While they are able to exercise more self-control, they are still learning to regulate their emotions, and are prone to meltdowns over small issues. Their behavior and emotions can be extreme and riddled with contradictions. These experiences can often be overwhelming and scary for children.

Social and Emotional

Parenting tip:

Model your children socially appropriate ways to manage and express their emotions


1)    Deep breathing with a twist!   Choose a quiet space to do this exercise, where you won’t risk being disturbed or distracted. Set aside a few minutes. Invite a child to imagine there is a pizza in the oven. Invite the child to visualize the pizza (the toppings, smells, taste). “ You have a pizza in the oven and it’s all done and ready to be eaten. You’re really hungry, you take it out. But, oh no! the pizza is still very hot! What should we do? I know! Let’s take 10 slow breathes (in through the nose and out through the mouth) and blow on it to cool it down? Has it cooled down yet? Great. Let’s eat it. No? may be need to cool it down some more!"

2)    Bubble breathing: Have children practice deep breathing by slowly blowing out bubbles.

3)     Create a calming glitter bottle (note: this can be messy). A glitter jar can be soothing for children. Invite the child to make the bottle. When this is accomplished (make sure the lid is screwed on tightly.) Allow the child to experiment and play with the bottle. When they are feeling angry or anxious – have them turn the bottle and watch all the glitter flow from one end of the bottle to another

You will need:

•    A plastic bottle

•    A jug of warm water

•    60ml glitter glue

•    3 drops of gel food coloring

•    60g-80g glitter



a) Add warm water to your jar or bottle until it reaches around a third of the way up.

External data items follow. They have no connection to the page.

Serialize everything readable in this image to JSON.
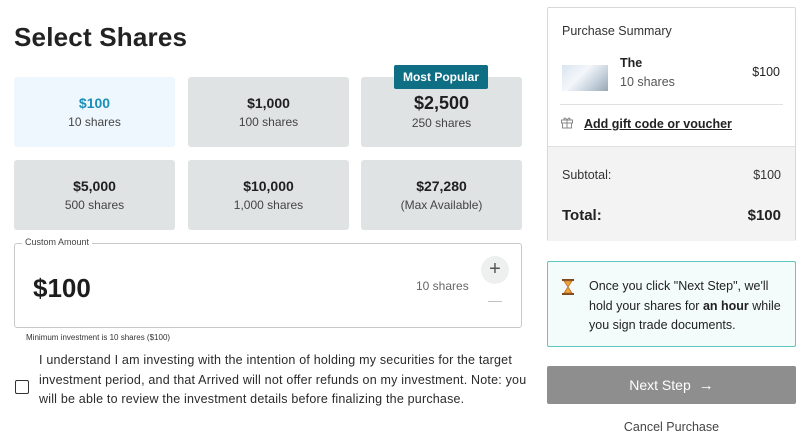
{
  "page": {
    "title": "Select Shares"
  },
  "tiles": [
    {
      "amount": "$100",
      "shares": "10 shares",
      "selected": true
    },
    {
      "amount": "$1,000",
      "shares": "100 shares"
    },
    {
      "amount": "$2,500",
      "shares": "250 shares",
      "badge": "Most Popular"
    },
    {
      "amount": "$5,000",
      "shares": "500 shares"
    },
    {
      "amount": "$10,000",
      "shares": "1,000 shares"
    },
    {
      "amount": "$27,280",
      "shares": "(Max Available)"
    }
  ],
  "custom_amount": {
    "label": "Custom Amount",
    "value": "$100",
    "shares": "10 shares",
    "plus_symbol": "+",
    "minus_symbol": "—",
    "minimum_note": "Minimum investment is 10 shares ($100)"
  },
  "consent": {
    "checked": false,
    "text": "I understand I am investing with the intention of holding my securities for the target investment period, and that Arrived will not offer refunds on my investment. Note: you will be able to review the investment details before finalizing the purchase."
  },
  "summary": {
    "title": "Purchase Summary",
    "item_name": "The",
    "item_shares": "10 shares",
    "item_price": "$100",
    "gift_link": "Add gift code or voucher",
    "gift_icon": "gift-icon",
    "subtotal_label": "Subtotal:",
    "subtotal_value": "$100",
    "total_label": "Total:",
    "total_value": "$100"
  },
  "hold_notice": {
    "icon": "hourglass-icon",
    "text_before": "Once you click \"Next Step\", we'll hold your shares for ",
    "text_bold": "an hour",
    "text_after": " while you sign trade documents."
  },
  "actions": {
    "next_label": "Next Step",
    "next_arrow": "→",
    "cancel_label": "Cancel Purchase"
  },
  "colors": {
    "selected_tile_bg": "#eef7fd",
    "selected_tile_text": "#1a8fb7",
    "tile_bg": "#dfe3e3",
    "badge_bg": "#0e6e84",
    "notice_border": "#5cc6c2",
    "next_button_bg": "#8e8e8e"
  }
}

b) Add the glitter glue and stir until it combined with the water.

c) Add around 3 drops of food color and stir. You can add more or less depending on your preferred shade, but remember not to add too much or the mixture will become very dark and it will become hard to see the glitter.

d) Pour in the glitter! Again, you can use more or less than suggested, or go for a mix of chunky and fine glitter to give more texture to your jar. Stir well until combined with the existing mixture.

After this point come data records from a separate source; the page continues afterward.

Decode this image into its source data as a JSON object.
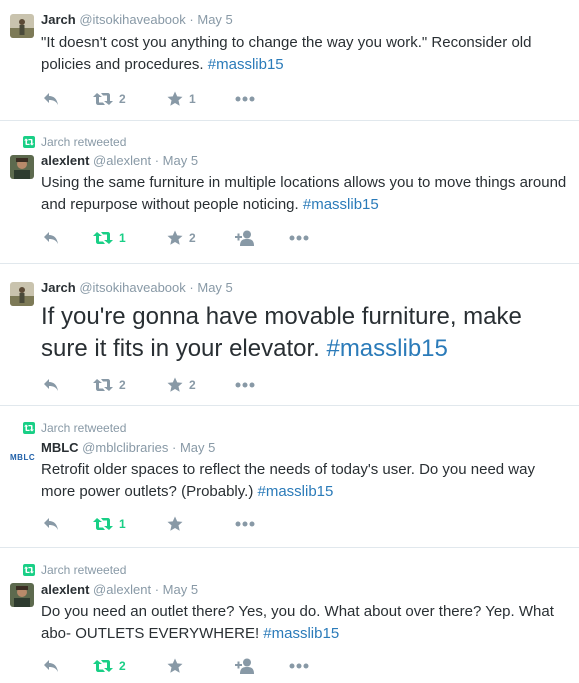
{
  "tweets": [
    {
      "name": "Jarch",
      "handle": "@itsokihaveabook",
      "sep": "·",
      "time": "May 5",
      "text": "\"It doesn't cost you anything to change the way you work.\" Reconsider old policies and procedures. ",
      "hashtag": "#masslib15",
      "retweets": "2",
      "favorites": "1"
    },
    {
      "retweeted_by": "Jarch retweeted",
      "name": "alexlent",
      "handle": "@alexlent",
      "sep": "·",
      "time": "May 5",
      "text": "Using the same furniture in multiple locations allows you to move things around and repurpose without people noticing. ",
      "hashtag": "#masslib15",
      "retweets": "1",
      "favorites": "2"
    },
    {
      "name": "Jarch",
      "handle": "@itsokihaveabook",
      "sep": "·",
      "time": "May 5",
      "text": "If you're gonna have movable furniture, make sure it fits in your elevator. ",
      "hashtag": "#masslib15",
      "retweets": "2",
      "favorites": "2"
    },
    {
      "retweeted_by": "Jarch retweeted",
      "name": "MBLC",
      "handle": "@mblclibraries",
      "sep": "·",
      "time": "May 5",
      "avatar_text": "MBLC",
      "text": "Retrofit older spaces to reflect the needs of today's user. Do you need way more power outlets? (Probably.) ",
      "hashtag": "#masslib15",
      "retweets": "1"
    },
    {
      "retweeted_by": "Jarch retweeted",
      "name": "alexlent",
      "handle": "@alexlent",
      "sep": "·",
      "time": "May 5",
      "text": "Do you need an outlet there? Yes, you do. What about over there? Yep. What abo- OUTLETS EVERYWHERE! ",
      "hashtag": "#masslib15",
      "retweets": "2"
    }
  ],
  "colors": {
    "muted": "#8899a6",
    "link": "#2b7bb9",
    "retweet_green": "#19cf86",
    "divider": "#e1e8ed"
  },
  "icons": [
    "reply-icon",
    "retweet-icon",
    "star-icon",
    "follow-icon",
    "more-icon",
    "avatar-jarch",
    "avatar-alexlent",
    "avatar-mblc"
  ]
}
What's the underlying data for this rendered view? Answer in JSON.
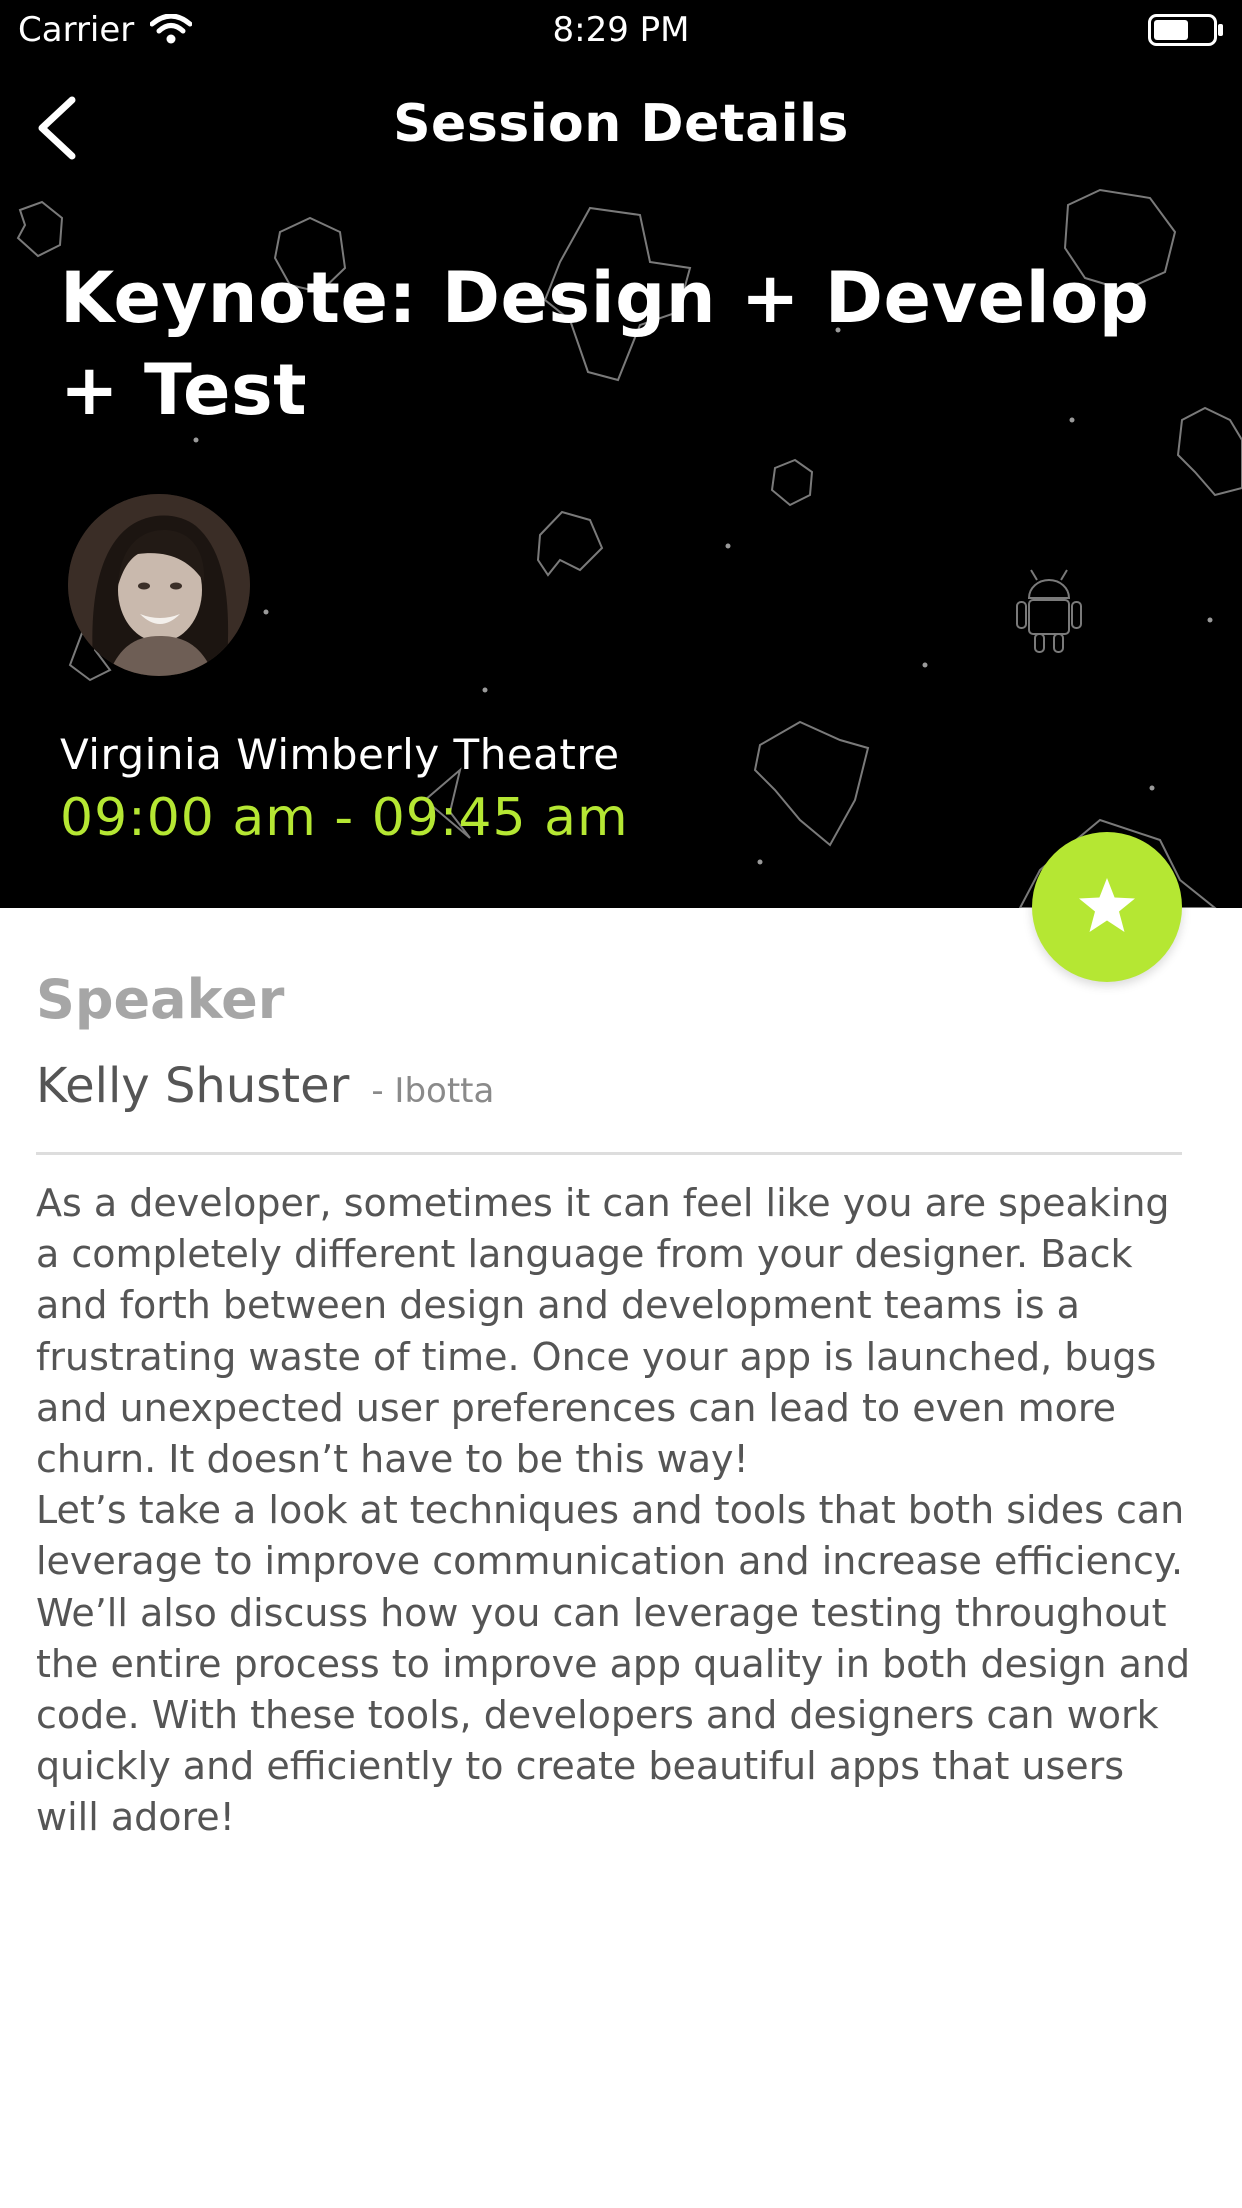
{
  "status_bar": {
    "carrier": "Carrier",
    "time": "8:29 PM"
  },
  "nav": {
    "title": "Session Details",
    "back_icon": "chevron-left-icon"
  },
  "session": {
    "title": "Keynote: Design + Develop + Test",
    "venue": "Virginia Wimberly Theatre",
    "time": "09:00 am - 09:45 am"
  },
  "favorite": {
    "icon": "star-icon"
  },
  "speaker_section": {
    "heading": "Speaker",
    "name": "Kelly Shuster",
    "company": "- Ibotta"
  },
  "description": {
    "paragraphs": [
      "As a developer, sometimes it can feel like you are speaking a completely different language from your designer. Back and forth between design and development teams is a frustrating waste of time. Once your app is launched, bugs and unexpected user preferences can lead to even more churn. It doesn’t have to be this way!",
      "Let’s take a look at techniques and tools that both sides can leverage to improve communication and increase efficiency. We’ll also discuss how you can leverage testing throughout the entire process to improve app quality in both design and code. With these tools, developers and designers can work quickly and efficiently to create beautiful apps that users will adore!"
    ]
  },
  "colors": {
    "accent": "#b5e733",
    "hero_background": "#000000",
    "heading_gray": "#a6a6a6",
    "text_gray": "#555555"
  }
}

e) Top up your jar with the rest of the warm water, until it is almost full. Leave a little gap at the top of the jar to allow the mixture to move.

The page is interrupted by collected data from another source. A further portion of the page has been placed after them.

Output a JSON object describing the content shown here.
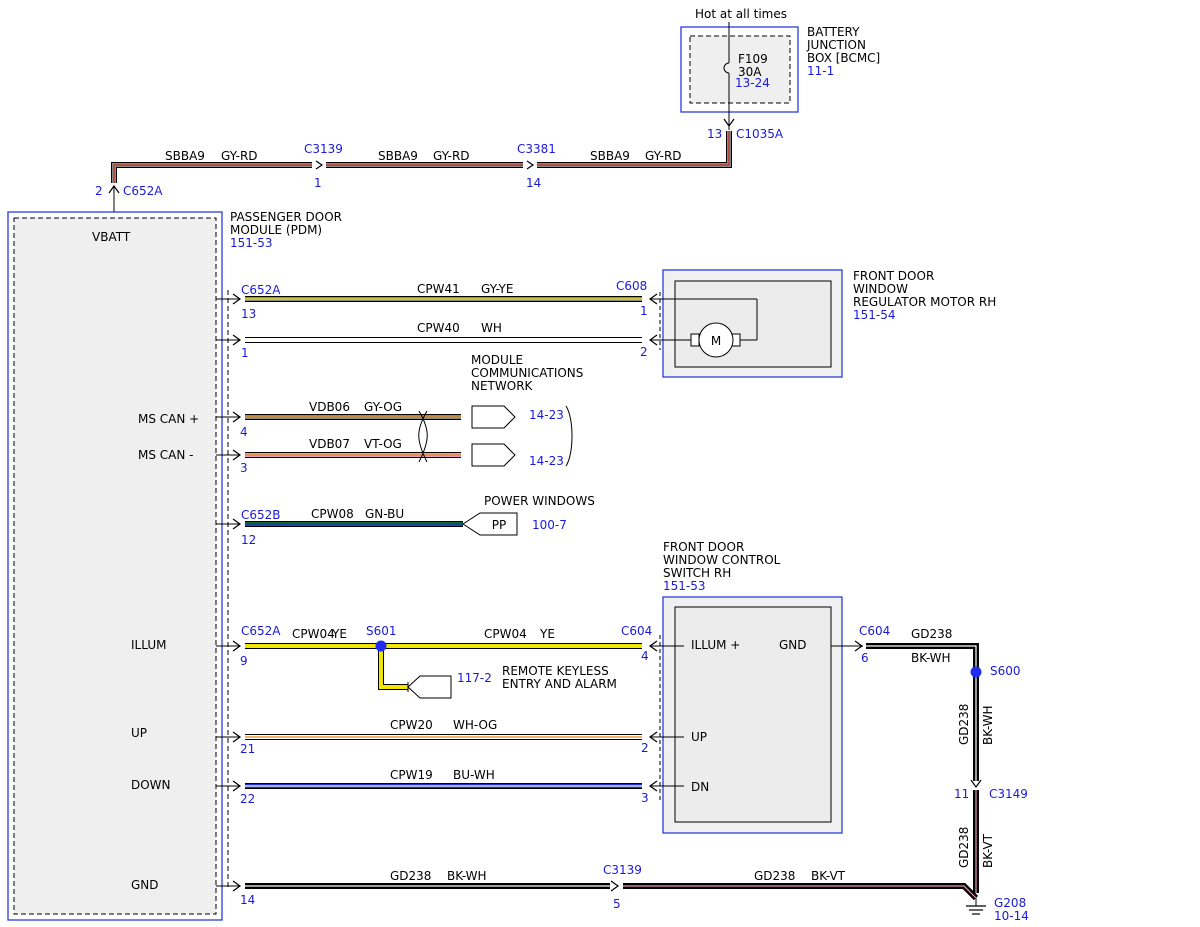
{
  "battery": {
    "hot_label": "Hot at all times",
    "name_line1": "BATTERY",
    "name_line2": "JUNCTION",
    "name_line3": "BOX [BCMC]",
    "ref": "11-1",
    "fuse_id": "F109",
    "fuse_rating": "30A",
    "fuse_ref": "13-24",
    "pin": "13",
    "connector": "C1035A"
  },
  "top_feed": {
    "seg1_circuit": "SBBA9",
    "seg1_color": "GY-RD",
    "seg2_circuit": "SBBA9",
    "seg2_color": "GY-RD",
    "seg3_circuit": "SBBA9",
    "seg3_color": "GY-RD",
    "c3139_name": "C3139",
    "c3139_pin": "1",
    "c3381_name": "C3381",
    "c3381_pin": "14",
    "pdm_pin": "2",
    "pdm_connector": "C652A"
  },
  "pdm": {
    "name_line1": "PASSENGER DOOR",
    "name_line2": "MODULE (PDM)",
    "ref": "151-53",
    "vbatt": "VBATT",
    "ms_can_plus": "MS CAN +",
    "ms_can_minus": "MS CAN -",
    "illum": "ILLUM",
    "up": "UP",
    "down": "DOWN",
    "gnd": "GND"
  },
  "motor": {
    "name_line1": "FRONT DOOR",
    "name_line2": "WINDOW",
    "name_line3": "REGULATOR MOTOR RH",
    "ref": "151-54",
    "symbol": "M"
  },
  "wire_cpw41": {
    "conn": "C652A",
    "pin": "13",
    "circuit": "CPW41",
    "color": "GY-YE",
    "far_conn": "C608",
    "far_pin": "1"
  },
  "wire_cpw40": {
    "pin": "1",
    "circuit": "CPW40",
    "color": "WH",
    "far_pin": "2"
  },
  "network": {
    "line1": "MODULE",
    "line2": "COMMUNICATIONS",
    "line3": "NETWORK",
    "can_plus": {
      "pin": "4",
      "circuit": "VDB06",
      "color": "GY-OG",
      "ref": "14-23"
    },
    "can_minus": {
      "pin": "3",
      "circuit": "VDB07",
      "color": "VT-OG",
      "ref": "14-23"
    }
  },
  "power_windows": {
    "title": "POWER WINDOWS",
    "conn": "C652B",
    "pin": "12",
    "circuit": "CPW08",
    "color": "GN-BU",
    "symbol": "PP",
    "ref": "100-7"
  },
  "switch": {
    "name_line1": "FRONT DOOR",
    "name_line2": "WINDOW CONTROL",
    "name_line3": "SWITCH RH",
    "ref": "151-53",
    "illum_plus": "ILLUM +",
    "gnd": "GND",
    "up": "UP",
    "dn": "DN"
  },
  "illum_wire": {
    "conn": "C652A",
    "pin": "9",
    "seg1_circuit": "CPW04",
    "seg1_color": "YE",
    "splice": "S601",
    "seg2_circuit": "CPW04",
    "seg2_color": "YE",
    "far_conn": "C604",
    "far_pin": "4",
    "rke_ref": "117-2",
    "rke_line1": "REMOTE KEYLESS",
    "rke_line2": "ENTRY AND ALARM"
  },
  "up_wire": {
    "pin": "21",
    "circuit": "CPW20",
    "color": "WH-OG",
    "far_pin": "2"
  },
  "down_wire": {
    "pin": "22",
    "circuit": "CPW19",
    "color": "BU-WH",
    "far_pin": "3"
  },
  "ground": {
    "c604": "C604",
    "c604_pin": "6",
    "seg1_circuit": "GD238",
    "seg1_color": "BK-WH",
    "splice": "S600",
    "vert1_circuit": "GD238",
    "vert1_color": "BK-WH",
    "c3149": "C3149",
    "c3149_pin": "11",
    "vert2_circuit": "GD238",
    "vert2_color": "BK-VT",
    "ground_id": "G208",
    "ground_ref": "10-14",
    "pdm_pin": "14",
    "bottom1_circuit": "GD238",
    "bottom1_color": "BK-WH",
    "c3139": "C3139",
    "c3139_pin": "5",
    "bottom2_circuit": "GD238",
    "bottom2_color": "BK-VT"
  },
  "wire_colors": {
    "gray": "#8a8a8a",
    "red": "#c0392b",
    "yellow": "#f2e600",
    "white": "#ffffff",
    "orange": "#e8890c",
    "violet": "#e89abf",
    "green": "#0e6b2e",
    "blue": "#1d2ee0",
    "black": "#000000",
    "splice": "#1f2bf0"
  }
}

4)    Children work out their emotions through play. Instead of asking direct questions about children’s emotions, which can be daunting, try engaging in your child’s play. This can be done by adding another character into the game. As you play, it is critical that you wait for child’s permission and feedback.  If a child is working through anger or trying to solve a problem but remains struck – reflect back “oh that seems very difficult (exaggerate the emotion), is there any one here that can help, protect or support this character?” Allow time for the child to process and think of solutions.  It is imperative that the play is child led.



Parenting tip

Children learn by modeling! Children frequently misbehave because they feel disempowered and experience a lack of control

1)    Have 3 non-negotiable rules. Language must be specific and positive. Children and adults do not respond well when they hear the words “ no” or “don’t” or “why”?

2)     Allow children to come with 2-3 rules for you. Make sure they are accountable for making sure you follow through

3)    Collaborate with your child and come up with age appropriate consequences when a rule is broken

4)    Allow them to redeem themselves

5)     Focus on the behavior you want changed and not the child’s personality

6)    Give immediate and specific praise when a child displays a positive behavior

7)    Limit electronics!!!  I-pads, phones and TV can compel a child who already has difficulty managing their emotions and stress to become increasingly more angry, anxious and inattentive.

Parents, please stop being hard on yourselves. Take a deep breathe in and remember you're doing a great job!